Equally important, there will be inter-agency collaborative mechanisms that will be an integral part of the preparatory processes. The EC-ESA Principals have already agreed to coordinate EC-ESA inputs and are in the process of nominating working-level focal points.
Furthermore, the Environmental Management Group (EMG), headed by UNEP, and the UN Development Group, led by UNDP, will provide support and inputs, both thematically and at the country-level.
These efforts will improve UN system-wide coherence on sustainable development. We acknowledge that increased cooperation among UN agencies and programmes is needed and we intend to meet that need.
Better coherence is also needed among all of us – Member States, the 9 major groups, international finance institutions and other stakeholders. The Rio+20 Conference should serve as an impetus, or springboard, for increased cooperation and serious follow-through on the sustainable development agenda.
The Rio+20 Conference is driven by Member States; Member States should take the leadership. We need your guidance, your vision and your initiative. I hope the negotiation of the outcome document will not be a process of seeking the lowest common denominators but will be a process of crystallizing a renewed vision built on Rio spirit and Rio Principles, a process of reinvigorating commitment, action and partnership, underpinned by Agenda 21 and the Johannesburg Plan of Implementation.
Governments alone cannot do the job. We need Major Groups, all 9 of you. I challenge all 9 Major Groups to mobilize your actions at all levels – working with communities, national governments, regional institutions and the UN system. You are Major Groups – live up to that expectation!
Ladies and Gentlemen,
I will close by reminding you where we started. At the 1992 Earth Summit in Rio de Janeiro, the international community adopted Agenda 21. It was an unprecedented global plan of action for sustainable development. Ten years later, the Johannesburg Plan of Implementation was adopted so that we could better implement Agenda 21.
Progress, as I mentioned, has been too slow.

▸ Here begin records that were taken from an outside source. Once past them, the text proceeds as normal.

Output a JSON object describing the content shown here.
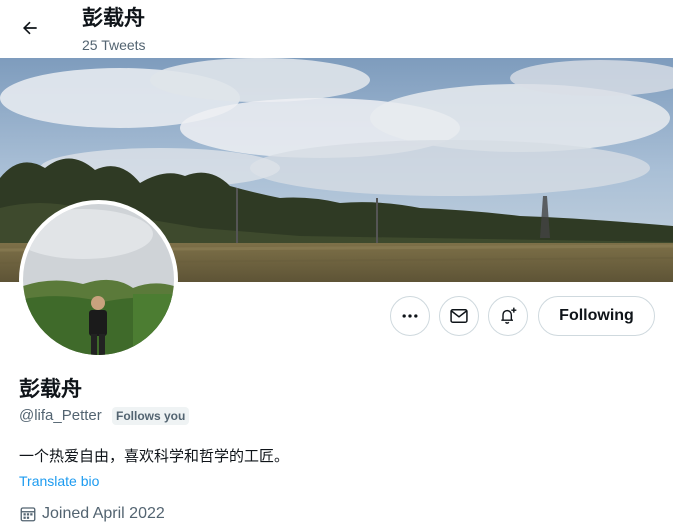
{
  "header": {
    "display_name": "彭载舟",
    "tweet_count": "25 Tweets"
  },
  "profile": {
    "display_name": "彭载舟",
    "handle": "@lifa_Petter",
    "follows_you": "Follows you",
    "bio": "一个热爱自由，喜欢科学和哲学的工匠。",
    "translate_label": "Translate bio",
    "joined": "Joined April 2022"
  },
  "actions": {
    "more_icon": "more-horizontal-icon",
    "message_icon": "envelope-icon",
    "notify_icon": "bell-plus-icon",
    "follow_label": "Following"
  },
  "colors": {
    "link": "#1d9bf0",
    "secondary_text": "#536471",
    "border": "#cfd9de",
    "badge_bg": "#eff3f4"
  }
}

In Rio in 2012 we need to reinvigorate our commitment to securing political will, assessing progress and addressing challenges.
I ask for your active participation in the next three days as we fortify plans to reach these aims and clarify the themes of a green economy and institutional framework.
Delegates from the least developed countries, we especially need to hear from you.
Donor countries, I invite you to consider supporting the participation of developing country representatives and major groups in the preparatory process as well as the Conference itself.
In terms of process, I look forward to spontaneous dialogue in addition to prepared statements.
Ladies and gentlemen,
Speaking in my capacity as the Conference’s Secretary-General, I want to express my sincere appreciation for your commitment and contribution to sustainable development, and your presence here today.
Let me assure you that as the Conference’s Secretary-General, I will make sure that the preparatory process is transparent, democratic and open. I have no personal agenda; nor does my Department. I will not tolerate turf fighting; I will not accept any actions that undermine the transparency of the preparatory process. This is exactly what I did when I was leading the preparation of UNCTAD XI. Let us work together to lay the groundwork for a successful conference. We cannot accept less.
The results of this meeting are crucial for a strong preparatory process for Rio. Let us listen to each other carefully and stay focused on the themes and aims of the Conference. There may be differences in priorities and perspectives, but I daresay there is sufficient common ground.